Associate Professor of American Studies Beck Krefting curated the exhibition When and Where I Enter with students in her spring 2018 “Critical Whiteness” course.
Beck Krefting
Associate Professor of American Studies
Skidmore College
The relationship between you and art is active—you make meaning of the object you see in front of you. The exhibition When and Where I Enter sought to guide that meaning-making process by tasking visitors with empathic looking. Imagine how it feels to fight in a war for democracy while serving in racially segregated divisions like the African American men of World War II, depicted in Joachim Schmid’s found photography work, did. Empathic looking means to simultaneously engage with racialized, gendered, and classed histories, connect them to the present, and pause for self-reflection. In those pauses, ideological winds stir and fires of change ignite.
Fifteen Skidmore College students and I co-curated When and Where I Enter as part of coursework for the upper-level American studies seminar “Critical Whiteness.” Students applied course concepts to art objects, researching nearly fifty works from the Tang collection. The twelve works selected displace the white subject, call attention to histories of colonization and exploitation, reflect shifting constructions of race, and beg questions of cultural appropriation. Students learned about the curatorial process and wrote the introductory text and extended labels for a brochure that accompanied the exhibition. For most students, this experience was their first time analyzing and writing about art. In a society that casts white as the invisible norm, as the default, as the unspoken, this exhibition attempted to make whiteness strange.
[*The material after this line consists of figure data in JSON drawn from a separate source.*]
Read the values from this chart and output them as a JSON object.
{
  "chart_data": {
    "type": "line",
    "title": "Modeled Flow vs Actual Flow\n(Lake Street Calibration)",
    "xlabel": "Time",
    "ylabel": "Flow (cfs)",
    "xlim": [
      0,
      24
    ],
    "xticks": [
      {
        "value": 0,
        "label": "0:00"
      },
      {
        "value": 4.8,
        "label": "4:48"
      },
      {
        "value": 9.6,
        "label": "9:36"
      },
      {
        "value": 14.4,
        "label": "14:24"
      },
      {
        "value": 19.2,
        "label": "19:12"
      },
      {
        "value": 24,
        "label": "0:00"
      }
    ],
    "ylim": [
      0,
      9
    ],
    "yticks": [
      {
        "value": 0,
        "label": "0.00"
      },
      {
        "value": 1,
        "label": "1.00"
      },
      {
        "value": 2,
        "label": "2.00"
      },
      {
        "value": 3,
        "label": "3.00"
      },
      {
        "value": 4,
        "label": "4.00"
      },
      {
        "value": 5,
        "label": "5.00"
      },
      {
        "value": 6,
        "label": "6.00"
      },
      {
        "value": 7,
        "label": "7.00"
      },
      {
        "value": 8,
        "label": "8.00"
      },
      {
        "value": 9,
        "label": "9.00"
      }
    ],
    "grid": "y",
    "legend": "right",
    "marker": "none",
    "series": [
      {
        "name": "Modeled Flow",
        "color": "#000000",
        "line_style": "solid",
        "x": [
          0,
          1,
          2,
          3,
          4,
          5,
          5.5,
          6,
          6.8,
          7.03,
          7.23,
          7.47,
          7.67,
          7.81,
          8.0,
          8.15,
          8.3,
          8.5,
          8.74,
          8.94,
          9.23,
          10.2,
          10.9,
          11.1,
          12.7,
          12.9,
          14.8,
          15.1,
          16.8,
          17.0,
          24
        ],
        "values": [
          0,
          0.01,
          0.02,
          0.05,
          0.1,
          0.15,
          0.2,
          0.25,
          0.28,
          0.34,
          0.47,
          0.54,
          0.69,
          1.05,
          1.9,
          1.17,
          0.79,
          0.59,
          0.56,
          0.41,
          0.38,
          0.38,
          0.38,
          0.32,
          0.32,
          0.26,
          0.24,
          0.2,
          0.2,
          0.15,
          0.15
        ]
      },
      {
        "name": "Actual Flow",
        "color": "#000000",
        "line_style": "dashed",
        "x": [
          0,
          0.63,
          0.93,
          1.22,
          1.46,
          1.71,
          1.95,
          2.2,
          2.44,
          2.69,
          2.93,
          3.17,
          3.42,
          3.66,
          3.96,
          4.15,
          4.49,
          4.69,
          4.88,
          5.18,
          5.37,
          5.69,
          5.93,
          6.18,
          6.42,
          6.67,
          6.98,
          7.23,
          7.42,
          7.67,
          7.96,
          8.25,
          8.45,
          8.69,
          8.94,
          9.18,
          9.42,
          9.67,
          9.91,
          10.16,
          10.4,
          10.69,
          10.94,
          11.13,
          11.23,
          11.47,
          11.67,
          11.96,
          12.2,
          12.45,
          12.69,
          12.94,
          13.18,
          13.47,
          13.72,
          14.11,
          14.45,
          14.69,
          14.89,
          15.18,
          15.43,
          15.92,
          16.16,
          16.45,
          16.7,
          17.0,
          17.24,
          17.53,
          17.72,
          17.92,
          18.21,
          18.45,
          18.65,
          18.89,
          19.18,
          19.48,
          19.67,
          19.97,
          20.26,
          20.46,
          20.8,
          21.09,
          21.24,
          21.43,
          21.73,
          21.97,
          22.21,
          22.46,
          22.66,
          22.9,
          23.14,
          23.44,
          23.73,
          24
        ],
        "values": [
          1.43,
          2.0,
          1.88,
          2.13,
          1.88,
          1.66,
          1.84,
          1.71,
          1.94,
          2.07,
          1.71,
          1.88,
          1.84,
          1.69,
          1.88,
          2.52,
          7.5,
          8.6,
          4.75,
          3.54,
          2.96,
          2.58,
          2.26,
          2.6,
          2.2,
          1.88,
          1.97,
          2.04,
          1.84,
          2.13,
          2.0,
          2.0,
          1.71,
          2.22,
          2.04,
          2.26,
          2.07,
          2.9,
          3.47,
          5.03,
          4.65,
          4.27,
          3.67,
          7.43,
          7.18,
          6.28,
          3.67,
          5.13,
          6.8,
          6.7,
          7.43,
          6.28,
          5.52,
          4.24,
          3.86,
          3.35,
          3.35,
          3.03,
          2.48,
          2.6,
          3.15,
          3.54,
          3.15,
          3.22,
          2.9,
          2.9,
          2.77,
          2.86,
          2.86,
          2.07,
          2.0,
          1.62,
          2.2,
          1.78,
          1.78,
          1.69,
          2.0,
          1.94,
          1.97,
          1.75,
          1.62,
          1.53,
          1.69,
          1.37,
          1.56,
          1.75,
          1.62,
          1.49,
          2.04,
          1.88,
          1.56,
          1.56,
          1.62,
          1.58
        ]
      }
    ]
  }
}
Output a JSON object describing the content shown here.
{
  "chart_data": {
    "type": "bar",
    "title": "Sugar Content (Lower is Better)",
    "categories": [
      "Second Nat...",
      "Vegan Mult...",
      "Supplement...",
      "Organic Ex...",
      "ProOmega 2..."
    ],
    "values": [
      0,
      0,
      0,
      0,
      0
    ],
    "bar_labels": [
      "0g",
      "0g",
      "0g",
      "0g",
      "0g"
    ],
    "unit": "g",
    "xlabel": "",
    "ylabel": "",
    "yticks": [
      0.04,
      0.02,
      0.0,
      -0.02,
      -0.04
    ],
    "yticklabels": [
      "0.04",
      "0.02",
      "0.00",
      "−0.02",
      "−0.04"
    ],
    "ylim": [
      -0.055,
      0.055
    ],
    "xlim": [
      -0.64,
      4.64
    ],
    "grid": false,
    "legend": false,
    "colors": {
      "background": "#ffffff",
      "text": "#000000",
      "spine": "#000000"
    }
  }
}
Critical whiteness studies is an interdisciplinary field that examines race as historically, geographically, and globally contextual and contingent; and it examines whiteness as a system of privilege and part of a larger constructed racial order. In the course, we use historical accounts, legal cases, literature, and art to examine the shifting constructions of race in the United States at various points in the country’s history. We attend to the ways science, law, government, and religion colluded in the creation of a racial order predicated on white supremacy. Artists have long sought to capture and recapitulate these realities back to the masses.